Un texte de Bruno Savard

Je devais rencontrer Gerry Fassett la semaine dernière au centre de ski Sentiers des Grandes Prairies, à Saint-Romuald. C'était l'un de ces mardis où les écoles étaient fermées et où les sorties de route se comptaient par dizaines.

Le plan était de faire quelques kilomètres de ski de fond en sa compagnie, question de préparer un reportage sur l'exploit qu'il devait accomplir le week-end suivant.

Gerry prend le départ du Marathon de Ski Canadien, un événement qui se tient exceptionnellement en solitaire et de façon virtuelle, cette année. Les participants doivent terminer deux marathons de ski de 50 km en deux jours, et ce, en totale autonomie.

Comme la tempête fait rage, j'ai voulu m'assurer qu'il allait être dans les sentiers. Au bout du fil, sa gentille conjointe Caroline m'assure que son Gerry est bel et bien à l'entraînement, malgré le temps peu clément.

Je me rends donc au centre de ski. Il n'y a que deux véhicules dans le stationnement, ceux de Gerry et du préposé à l'entretien. Cette journée-là, le centre de ski des Grandes Prairies est fermé. Personne n'oserait s'aventurer dans les sentiers aujourd'hui. Personne sauf Gerry Fassett.

Mes skis en main, je me faufile, armé d'un appareil photo, entre les barrières fermées, avec l'autorisation du préposé. L'opérateur de la niveleuse me dit qu'il a vu un homme au bout de la 10 avec un immense sac à dos. Il était seul. C'est Gerry, c'est certain, que je me dis.

Une dizaine de minutes plus tard, je distingue sa silhouette au loin. Il est droit comme un chêne, agile comme un félin... L'athlète adepte d'épreuves d'ultra distance s'avance vers moi avec un large sourire. C'est bien lui, Gerry Fassett. Une jeunesse de 73 ans!

Gerry Fassett à l'entraînement, dans une tempête de neige, sac à dos sur les épaules et sourire au visage.
Gerry Fassett s'est entraîné tous les jours depuis les dernières semaines en portant le sac à dos qu'il portera lors du marathon.Photo : Radio-Canada / Bruno Savard

Il y a un bon moment que je voulais réaliser un reportage avec ce personnage. Étant moi-même adepte d'épreuves longue distance, j'avais souvent entendu parler du légendaire Gerry.

Nous avons quelques amis en commun, et autour d'une bière d'après-triathlon ou d'une discussion impromptue entre deux intervalles de natation, j'étais étonné de voir à quel point le nom de Gerry revenait à tout coup dans les récits de mes partenaires d'entraînement. Et généralement, plus le récit est abracadabrant, plus souvent le nom de Gerry est prononcé.

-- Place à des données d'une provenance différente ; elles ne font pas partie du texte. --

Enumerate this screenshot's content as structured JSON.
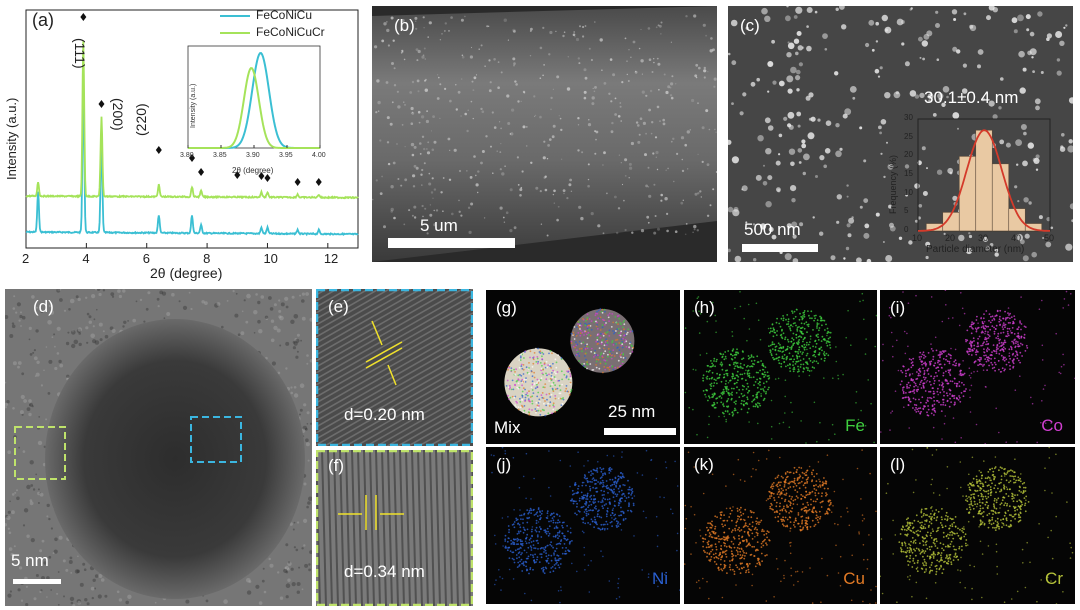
{
  "panels": {
    "a": {
      "label": "(a)",
      "xlabel": "2θ (degree)",
      "ylabel": "Intensity (a.u.)",
      "xticks": [
        "2",
        "4",
        "6",
        "8",
        "10",
        "12"
      ],
      "legend": [
        "FeCoNiCu",
        "FeCoNiCuCr"
      ],
      "peaks": [
        "(111)",
        "(200)",
        "(220)"
      ],
      "inset": {
        "ylabel": "Intensity (a.u.)",
        "xlabel": "2θ (degree)",
        "xticks": [
          "3.80",
          "3.85",
          "3.90",
          "3.95",
          "4.00"
        ]
      },
      "colors": {
        "FeCoNiCu": "#3bbfd3",
        "FeCoNiCuCr": "#a5e35a"
      }
    },
    "b": {
      "label": "(b)",
      "scalebar": "5 um"
    },
    "c": {
      "label": "(c)",
      "scalebar": "500 nm",
      "size_label": "30.1±0.4 nm",
      "hist": {
        "xlabel": "Particle diameter (nm)",
        "ylabel": "Frequency (%)",
        "xticks": [
          "10",
          "20",
          "30",
          "40",
          "50"
        ],
        "yticks": [
          "0",
          "5",
          "10",
          "15",
          "20",
          "25",
          "30"
        ]
      }
    },
    "d": {
      "label": "(d)",
      "scalebar": "5 nm"
    },
    "e": {
      "label": "(e)",
      "spacing": "d=0.20 nm"
    },
    "f": {
      "label": "(f)",
      "spacing": "d=0.34 nm"
    },
    "g": {
      "label": "(g)",
      "element": "Mix",
      "scalebar": "25 nm"
    },
    "h": {
      "label": "(h)",
      "element": "Fe",
      "color": "#3fcf3f"
    },
    "i": {
      "label": "(i)",
      "element": "Co",
      "color": "#d03fd0"
    },
    "j": {
      "label": "(j)",
      "element": "Ni",
      "color": "#2a5fd0"
    },
    "k": {
      "label": "(k)",
      "element": "Cu",
      "color": "#e27a25"
    },
    "l": {
      "label": "(l)",
      "element": "Cr",
      "color": "#b7c43a"
    }
  },
  "chart_data": [
    {
      "type": "line",
      "xlabel": "2θ (degree)",
      "ylabel": "Intensity (a.u.)",
      "xlim": [
        2,
        13
      ],
      "series": [
        {
          "name": "FeCoNiCu",
          "peaks_x": [
            2.4,
            3.9,
            4.5,
            6.4,
            7.5,
            7.8,
            9.8,
            10.0,
            11.0,
            11.7
          ]
        },
        {
          "name": "FeCoNiCuCr",
          "peaks_x": [
            2.4,
            3.9,
            4.5,
            6.4,
            7.5,
            7.8,
            9.8,
            10.0,
            11.0,
            11.7
          ]
        }
      ]
    },
    {
      "type": "bar",
      "xlabel": "Particle diameter (nm)",
      "ylabel": "Frequency (%)",
      "xlim": [
        10,
        50
      ],
      "ylim": [
        0,
        30
      ],
      "categories": [
        15,
        20,
        25,
        30,
        35,
        40,
        45
      ],
      "values": [
        2,
        5,
        20,
        27,
        18,
        6,
        2
      ]
    }
  ]
}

Gerry Fassett lors d'un triathlon, pendant l'épreuve de vélo.
Image : Gerry Fassett lors d'un triathlon, pendant l'épreuve de vélo.
Photo: Gerry Fassett lors d'un triathlon, pendant l'épreuve de vélo  Crédit: Courtoisie

La rencontre

Mon premier vrai contact avec ce modèle de persévérance remonte à un triathlon que nous avons fait à Saint-Félicien, il y a trois ou quatre ans. Je me souviens de l'avoir vu passer le fil d'arrivée de cette épreuve de distance olympique — 1,5 km de nage, 40 km de vélo, 10 km de course —, après bon nombre de participants, certes, mais toujours droit, la poitrine fière... À ce moment-là, il devait avoir 70 ans.

Soyons francs : à 70 ans, la plupart du temps, on est considéré comme un aîné. Il s'était joint à nous pour un verre sur une terrasse, près de la rivière Ashuapmushuan. Nous étions six autour de la table. Le plus jeune d'esprit, c'était Gerry. Le plus blagueur, mais en même temps le plus sage.

Mon père m'a toujours dit que j'avais reçu deux vaccins à la naissance : un fait avec l’aiguille d'un ressort pour me donner du spring, l'autre avec une aiguille de gramophone... Je n’arrêtais pas de parler!

Une citation de :Gerry Fassett

Puis, au hasard d'un entraînement en sentier un peu plus tard, je l'avais croisé au parc Valero les Écarts, à Lévis. Je m'entraînais en vue du Ironman Cozumel. C'était l'une de mes longues sorties; je devais courir pendant trois heures en sentier. Il s'est informé de ma préparation. Et moi de la sienne. Que faisait-il ce jour-là? Tout bonnement un marathon. Il prévoyait courir entre six et sept heures d'affilée dans les sentiers sinueux de ce parc.

Au fil de la discussion, il trébuche sur une racine. Ma réaction a été immédiate. Durant une fraction de seconde, je l'ai imaginé, un homme ayant l’âge de mon père, souffrant, au sol. Je me suis imaginé en train de contacter les secours. C'était presque au ralenti : un aîné qui trébuche!

Mais sitôt au sol, il s'est relevé comme l'aurait fait un gamin de 12 ans. Aussi agile, aussi insouciant. Je crois qu'il n'a même pas cessé de parler. Alors dans mon esprit, quand il a amorcé sa chute, il était M. Fassett, un monsieur de 70 ans. Quand il s'est relevé, il était Gerry. Tout simplement Gerry, un partenaire d'entraînement. Il n'y avait plus de différence d'âge, entre lui et moi. Simplement un immense fossé de sagesse et d'expérience.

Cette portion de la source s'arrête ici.